Bestwin – viel guter Holunder
Ein großes grünes Kastanienblatt auf gelbem Grund im oberen Teil, geteilt durch eine Schlängellinie und darunter im blauen Wasser ein dicker silberner Fisch zieren das Bestenseer Gemeindewappen und symbolisieren die Historie.

Nachdem zunächst germanische Stämme siedelten, wurde 375 n. Chr. die Siedlung „Bestwin”, was soviel wie „viel guter Holunder” bedeutet, von Slawen gegründet. Noch heute sind am Ostufer des Klein Bestener Sees Holundersträucher zu finden.

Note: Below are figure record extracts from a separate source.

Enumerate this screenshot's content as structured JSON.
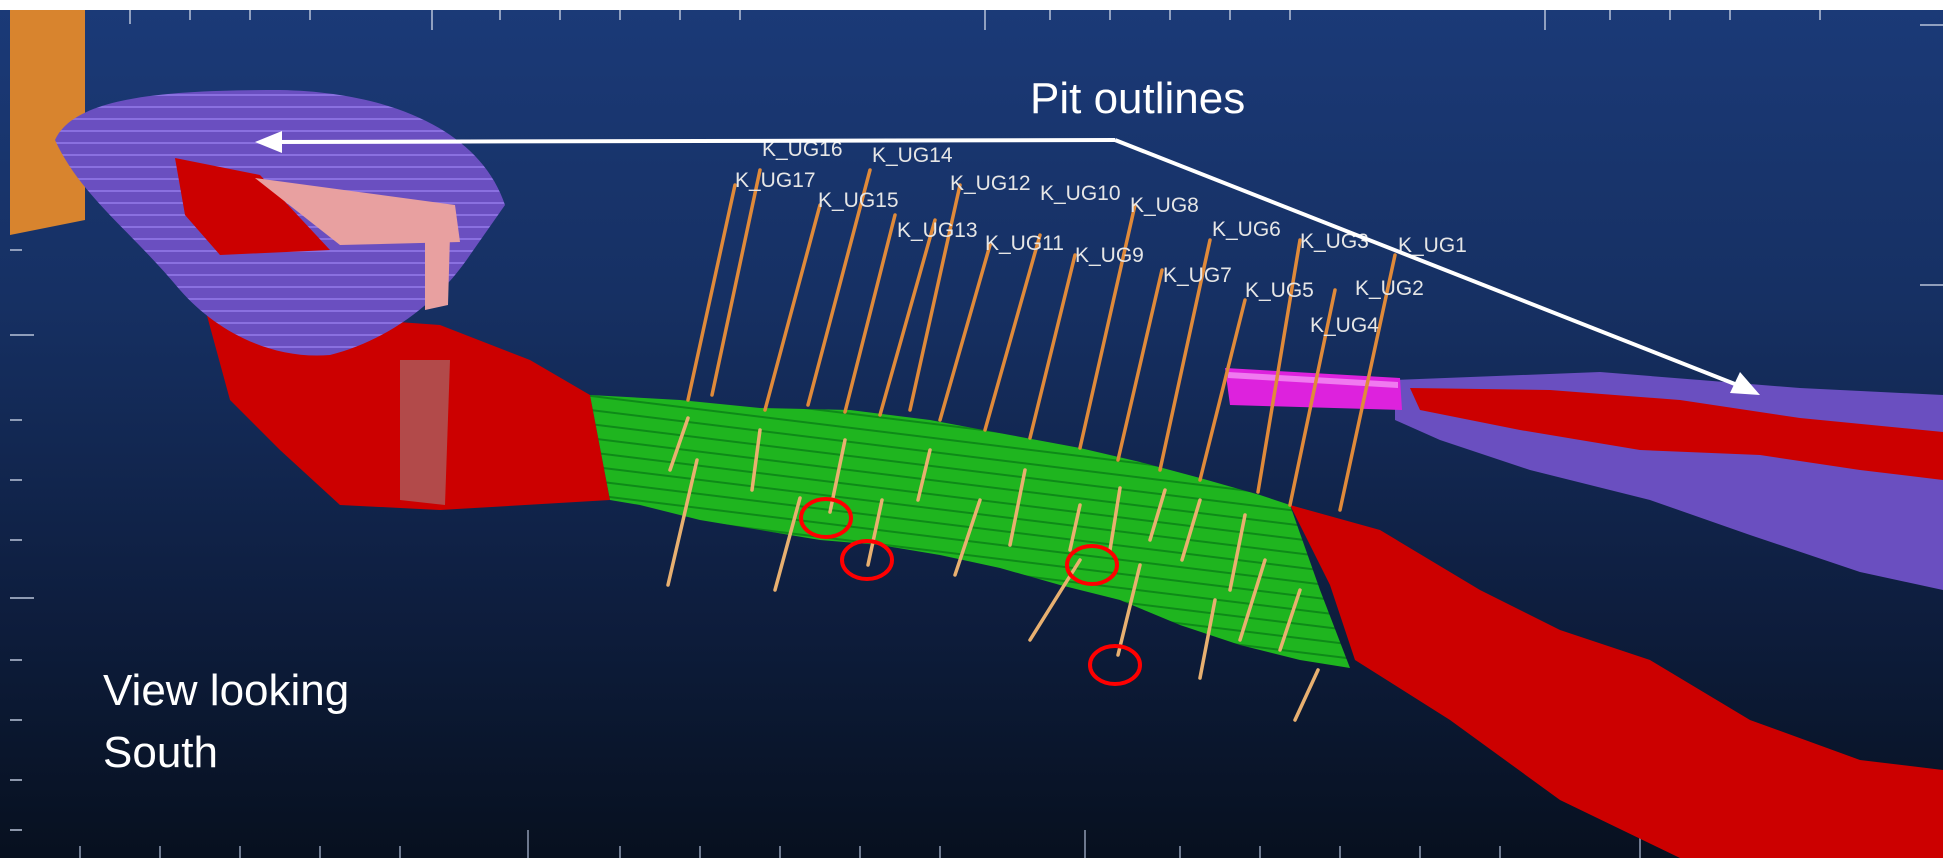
{
  "annotations": {
    "pit_outlines": "Pit outlines",
    "view_line1": "View looking",
    "view_line2": "South"
  },
  "drill_holes": [
    "K_UG1",
    "K_UG2",
    "K_UG3",
    "K_UG4",
    "K_UG5",
    "K_UG6",
    "K_UG7",
    "K_UG8",
    "K_UG9",
    "K_UG10",
    "K_UG11",
    "K_UG12",
    "K_UG13",
    "K_UG14",
    "K_UG15",
    "K_UG16",
    "K_UG17"
  ],
  "colors": {
    "background_top": "#1b3a78",
    "background_bottom": "#07101f",
    "pit_shell": "#6a4fc0",
    "ore_body": "#cc0000",
    "green_zone": "#1fb51f",
    "magenta_zone": "#dd22dd",
    "drill_trace": "#e08a3a",
    "marker_circle": "#ff0000",
    "arrow": "#ffffff",
    "left_block": "#d8842e"
  }
}
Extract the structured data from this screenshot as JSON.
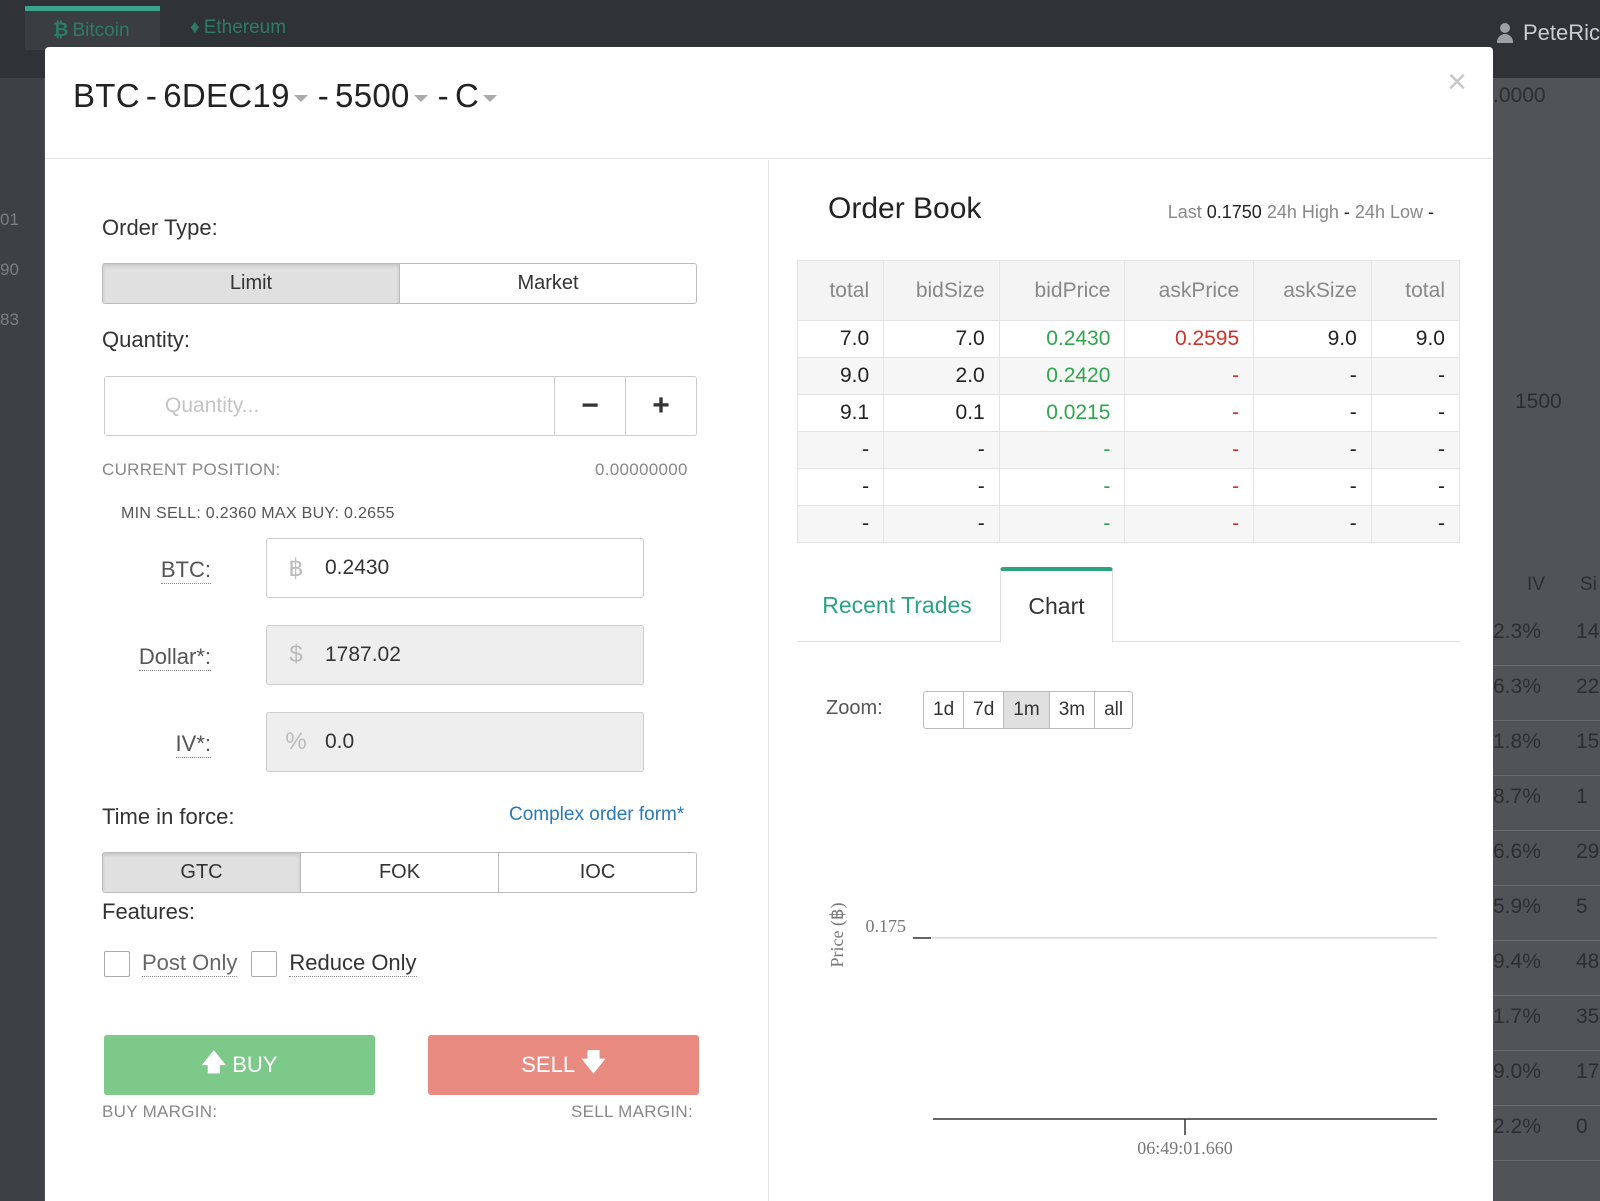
{
  "background": {
    "tabs": [
      {
        "label": "Bitcoin",
        "icon": "bitcoin-icon",
        "active": true
      },
      {
        "label": "Ethereum",
        "icon": "ethereum-icon",
        "active": false
      }
    ],
    "user": "PeteRic",
    "left_numbers": [
      "01",
      "90",
      "83"
    ],
    "right_values": {
      "top_value": ".0000",
      "select_value": "1500",
      "col_iv": "IV",
      "col_si": "Si",
      "iv_rows": [
        "2.3%",
        "6.3%",
        "1.8%",
        "8.7%",
        "6.6%",
        "5.9%",
        "9.4%",
        "1.7%",
        "9.0%",
        "2.2%"
      ],
      "si_rows": [
        "14",
        "22",
        "15",
        "1",
        "29",
        "5",
        "48",
        "35",
        "17",
        "0"
      ]
    }
  },
  "modal": {
    "title": {
      "asset": "BTC",
      "expiry": "6DEC19",
      "strike": "5500",
      "type": "C",
      "separator": "-"
    },
    "close": "×",
    "order_form": {
      "order_type_label": "Order Type:",
      "order_types": [
        "Limit",
        "Market"
      ],
      "order_type_selected": "Limit",
      "quantity_label": "Quantity:",
      "quantity_placeholder": "Quantity...",
      "quantity_value": "",
      "minus": "−",
      "plus": "+",
      "current_position_label": "CURRENT POSITION:",
      "current_position_value": "0.00000000",
      "minmax": "MIN SELL:  0.2360   MAX BUY:  0.2655",
      "btc_label": "BTC:",
      "btc_icon": "฿",
      "btc_value": "0.2430",
      "dollar_label": "Dollar*:",
      "dollar_icon": "$",
      "dollar_value": "1787.02",
      "iv_label": "IV*:",
      "iv_icon": "%",
      "iv_value": "0.0",
      "tif_label": "Time in force:",
      "complex_link": "Complex order form*",
      "tif_options": [
        "GTC",
        "FOK",
        "IOC"
      ],
      "tif_selected": "GTC",
      "features_label": "Features:",
      "post_only": "Post Only",
      "reduce_only": "Reduce Only",
      "buy_label": "BUY",
      "sell_label": "SELL",
      "buy_margin": "BUY MARGIN:",
      "sell_margin": "SELL MARGIN:",
      "colors": {
        "buy": "#7cc98a",
        "sell": "#e88a80",
        "accent": "#2aa382"
      }
    },
    "order_book": {
      "title": "Order Book",
      "last_label": "Last",
      "last_value": "0.1750",
      "high_label": "24h High",
      "high_value": "-",
      "low_label": "24h Low",
      "low_value": "-",
      "columns": [
        "total",
        "bidSize",
        "bidPrice",
        "askPrice",
        "askSize",
        "total"
      ],
      "rows": [
        [
          "7.0",
          "7.0",
          "0.2430",
          "0.2595",
          "9.0",
          "9.0"
        ],
        [
          "9.0",
          "2.0",
          "0.2420",
          "-",
          "-",
          "-"
        ],
        [
          "9.1",
          "0.1",
          "0.0215",
          "-",
          "-",
          "-"
        ],
        [
          "-",
          "-",
          "-",
          "-",
          "-",
          "-"
        ],
        [
          "-",
          "-",
          "-",
          "-",
          "-",
          "-"
        ],
        [
          "-",
          "-",
          "-",
          "-",
          "-",
          "-"
        ]
      ]
    },
    "tabs": [
      "Recent Trades",
      "Chart"
    ],
    "tab_selected": "Chart",
    "zoom_label": "Zoom:",
    "zoom_options": [
      "1d",
      "7d",
      "1m",
      "3m",
      "all"
    ],
    "zoom_selected": "1m",
    "chart_data": {
      "type": "line",
      "ylabel": "Price (฿)",
      "xlabel": "",
      "yticks": [
        "0.175"
      ],
      "xticks": [
        "06:49:01.660"
      ],
      "series": [
        {
          "values": [
            0.175
          ]
        }
      ]
    }
  }
}
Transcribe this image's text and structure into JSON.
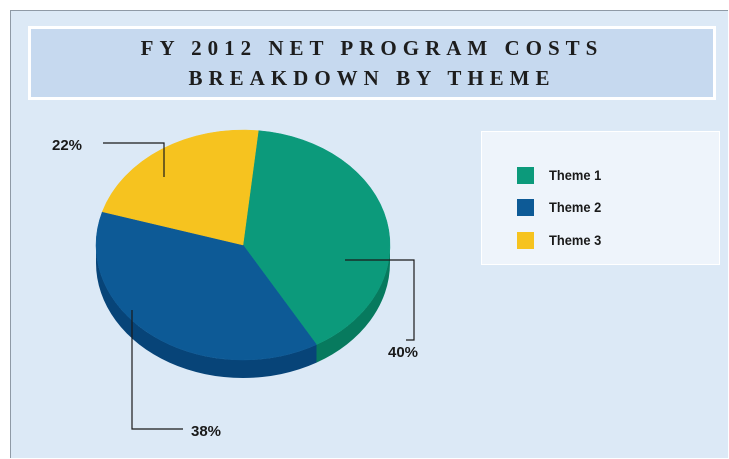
{
  "chart_data": {
    "type": "pie",
    "title_lines": [
      "FY 2012 NET PROGRAM COSTS",
      "BREAKDOWN BY THEME"
    ],
    "series": [
      {
        "name": "Theme 1",
        "value": 40,
        "label": "40%",
        "color": "#0c9a7b",
        "side": "#077a5e"
      },
      {
        "name": "Theme 2",
        "value": 38,
        "label": "38%",
        "color": "#0d5a96",
        "side": "#074478"
      },
      {
        "name": "Theme 3",
        "value": 22,
        "label": "22%",
        "color": "#f6c31f",
        "side": "#d5a413"
      }
    ],
    "legend_position": "right"
  }
}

Die zwei Dörfer, aus denen Bestensee entstanden ist, lassen sich noch heute deutlich erkennen. Die Bauernhöfe waren um einen Anger, in unserer Gegend Dorfaue genannt, angeordnet. Die vorhandenen Gebäude und die Dorfplätze lassen mit etwas Phantasie das Bild der einstigen Orte Großbesten und Kleinbesten erahnen.

Ausgedehnt liegt die Dorfaue von Großbesten an der Hauptstraße westlich vom Bahnhof. An dem romantischen Teich steht die voluminöse Kastanie vor dem Gemeindeamt, deren Blatt sich im Ortswappen widerspiegelt. Um eine prächtige Eiche und eine Trauerweide auf der anderen Seite des Dorfteiches gruppieren sich Häuser, von denen die meisten ihre bäuerliche Vergangenheit erkennen lassen.

Dahinter schließen sich Scheunen, Remisen und Felder an. Die bereits rekonstruierten Häuser zeigen, wie man Tradition und moderne Ansprüche in Einklang bringen kann. Neubauten passen sich dem ländlichen Charakter an. Zwei Perlen im Diadem des Ortes schließen die Dorfaue nach Norden ab.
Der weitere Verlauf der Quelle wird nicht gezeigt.